Example 3. 1.6694-2(b)(4) proposed regulations

In this example the return preparer took a position that was on a statute that the return preparer determined was silent. Three private letter rulings issues to other taxpayers in prior tax years support the taxpayer's position but temporary regulations subseqent to the three prior letter rulings are clearly contrary to taxpayer's position. The example goes on to state that after the issuance of the temporary regulations, the earlier private letter rulings cease to be authorities and are not taken into account in determining whether the more likely than not standard. The section 6694(a) penalty will apply to the tax return preparer for not following the temporary regulations.
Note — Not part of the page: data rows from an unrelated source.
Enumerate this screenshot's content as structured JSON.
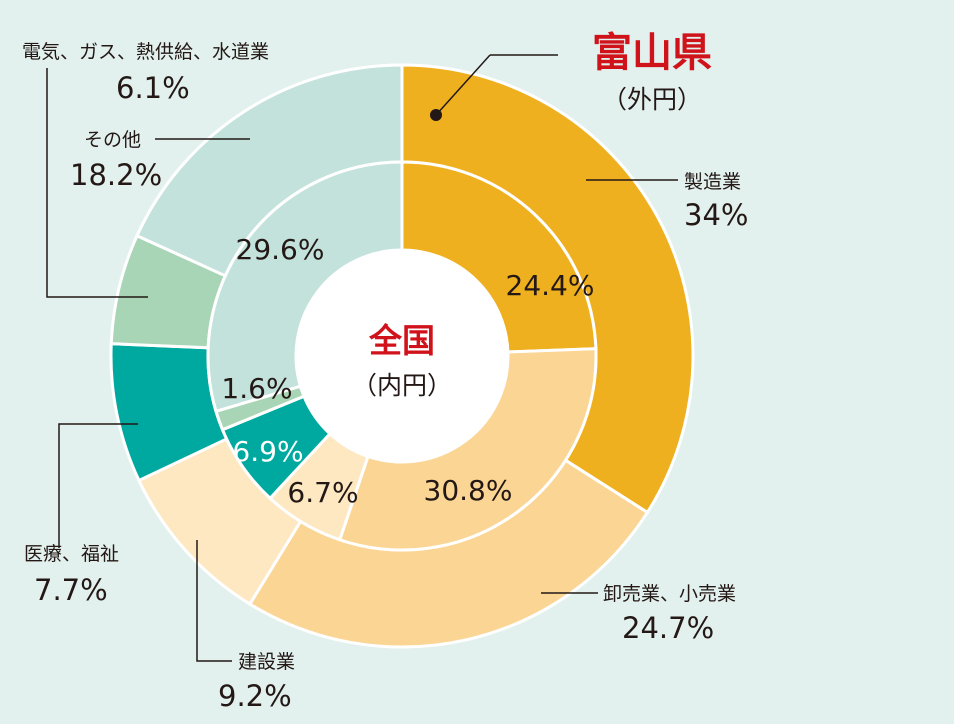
{
  "chart_data": {
    "type": "pie",
    "rings": [
      {
        "ring": "inner",
        "title": "全国",
        "subtitle": "（内円）",
        "slices": [
          {
            "label": "製造業",
            "value": 24.4,
            "display": "24.4%",
            "color": "#efb020"
          },
          {
            "label": "卸売業、小売業",
            "value": 30.8,
            "display": "30.8%",
            "color": "#fbd594"
          },
          {
            "label": "建設業",
            "value": 6.7,
            "display": "6.7%",
            "color": "#fde8c2"
          },
          {
            "label": "医療、福祉",
            "value": 6.9,
            "display": "6.9%",
            "color": "#00a99f"
          },
          {
            "label": "電気、ガス、熱供給、水道業",
            "value": 1.6,
            "display": "1.6%",
            "color": "#a8d5b5"
          },
          {
            "label": "その他",
            "value": 29.6,
            "display": "29.6%",
            "color": "#c3e2dc"
          }
        ]
      },
      {
        "ring": "outer",
        "title": "富山県",
        "subtitle": "（外円）",
        "slices": [
          {
            "label": "製造業",
            "value": 34,
            "display": "34%",
            "color": "#efb020"
          },
          {
            "label": "卸売業、小売業",
            "value": 24.7,
            "display": "24.7%",
            "color": "#fbd594"
          },
          {
            "label": "建設業",
            "value": 9.2,
            "display": "9.2%",
            "color": "#fde8c2"
          },
          {
            "label": "医療、福祉",
            "value": 7.7,
            "display": "7.7%",
            "color": "#00a99f"
          },
          {
            "label": "電気、ガス、熱供給、水道業",
            "value": 6.1,
            "display": "6.1%",
            "color": "#a8d5b5"
          },
          {
            "label": "その他",
            "value": 18.2,
            "display": "18.2%",
            "color": "#c3e2dc"
          }
        ]
      }
    ]
  },
  "colors": {
    "background": "#e3f1ee",
    "title_red": "#d0121b",
    "text": "#231815"
  }
}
Example 3 makes the obvious point that the more likely than not standard will not be satisfied if the return preparer takes a position contrary to the temporary regulations. This is a classic "relevency" issue. What is more relevant, the more current temporary regulations or three private letter rulings that were invalidated by the temporary regulations? The clear answer is that the tax return preparer should be guided by the more current temporary regulations. Noone can question the authority of the IRS to issue regulations under section 7805(a) of the Code.

Although this example is obviously correct, it implies that privat letter rulings have some authoritative value when private letter rulings are limited to the facts of that specific case and are not authority for anyone other the person who received the letter ruling.

The more interesting point in this example is that the return preparer had done research and knew about the private ruling letters and the prior temporary regulations. This is again another signal that the IRS section 6694 temporary reglations expect return preparers to do the legal research.

This example goes out of its way to stipulate that the return preparer was "aware" of the prior positions. What would the result be in this example if the return preparer did no research and, therefore, was not aware of the prior position? The implication is that the section 6694 penalty may not apply for untrained and uneducated return preparers in application of the "reasonable belief" standard under section 1.6694-2(b) in applying the more likely than not standard.

The apparent intent of this example is similar to Example 2 that contemplates that the return preparer be "aware" of the legal precedent.

This suggested tax policy is preverse because the IRS is going out of its way to help the less competent tax return preparers while taking a harsh position for the trained and knowledgeable tax return preparers.